Objectives: In order to identify oral candidiasis patients being at risk of carrying potentially drug-resistant Candida, the aim of the study was to detect local, systemic, demographic, and health-related factors influencing (I) yeast spectrum composition and (II) antifungal administration frequency. Additionally, the aim was to investigate (III) species shift occurrence.

Materials And Methods: Data from 798 patients (496 females, 302 males; mean age 59.7) with oral candidiasis diagnosed based on positive clinical and microbial findings (species identification and CFU count) between 2006 and 2011 were retrospectively analyzed using Pearson's chi(2) test and regression analysis.

Results: Among 958 isolates, Candida albicans was the most frequently detected (76.8 %). Also, species intrinsically resistant to azoles were frequently isolated (15.8 and 17.7 % of isolates and patients). (I) Infections only caused by C. albicans were significantly associated with the use of inhalation steroids (p = 0.001) and antibiotics (p = 0.04), super-infection of lichen planus (p = 0.002), and the absence of removable dentures (p < 0.001). (II) Anti-mycotics were significantly more frequently administered in patients using inhalation steroids (p = 0.001), suffering from asthma/COPD, or smoking heavily (p = 0.003) and if C. albicans and non-albicans species were detected together (p = 0.001). (III) Pathogen composition did not change over time within the examined period (p = 0.239).

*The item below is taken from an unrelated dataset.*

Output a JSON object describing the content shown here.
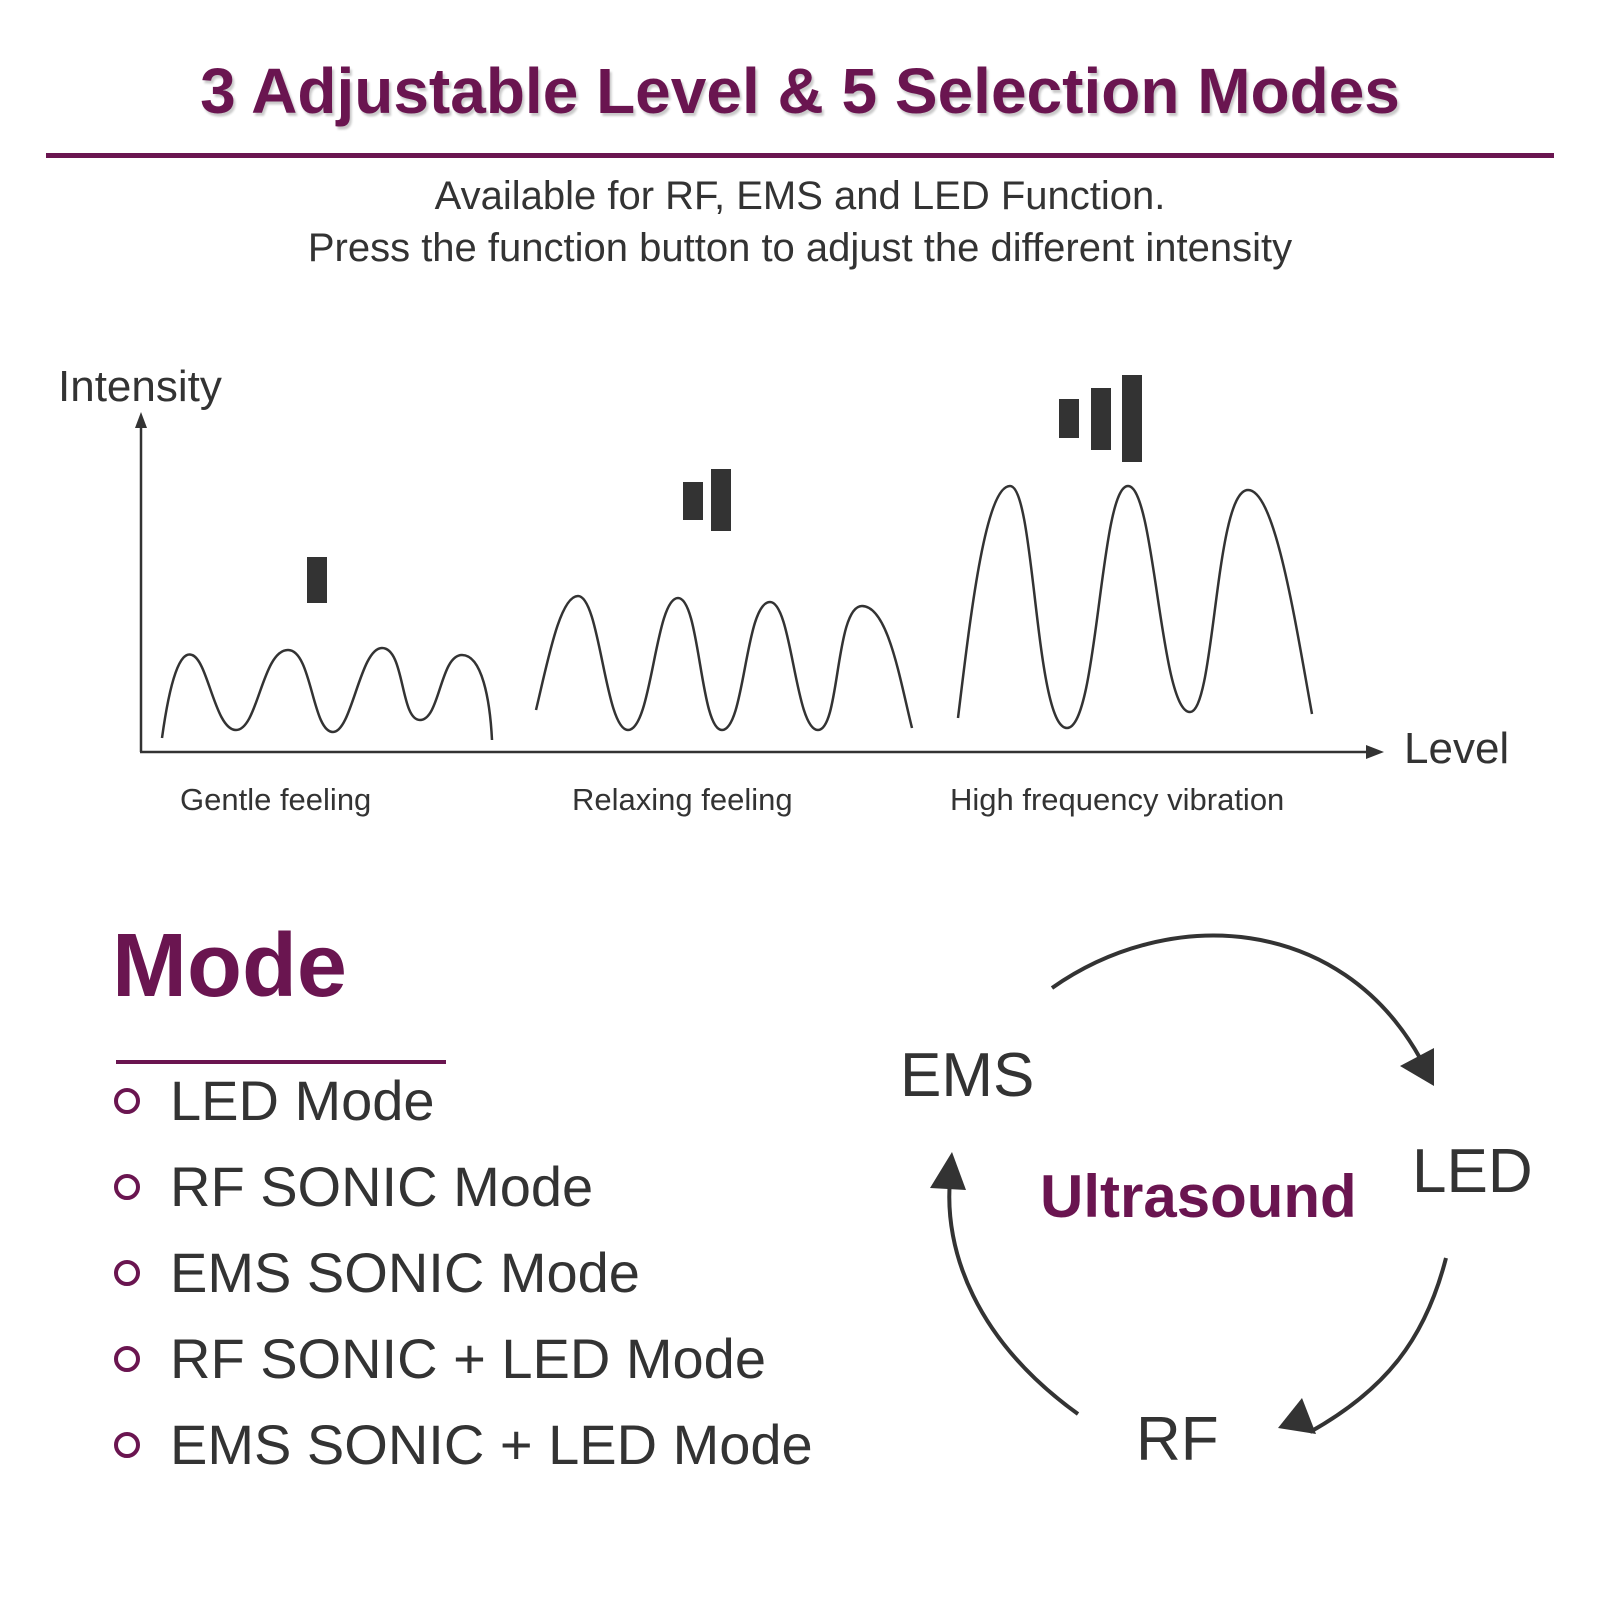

Conclusions: Different variables enhance the presence of certain Candida and the antifungal prescription frequency. No species shift was evident.

Clinical Relevance: The major pathogen in oral candidiasis remains C. albicans. Nevertheless, therapeutic problems may be caused by the frequent presence of species intrinsically resistant to azoles, especially in patients wearing dentures.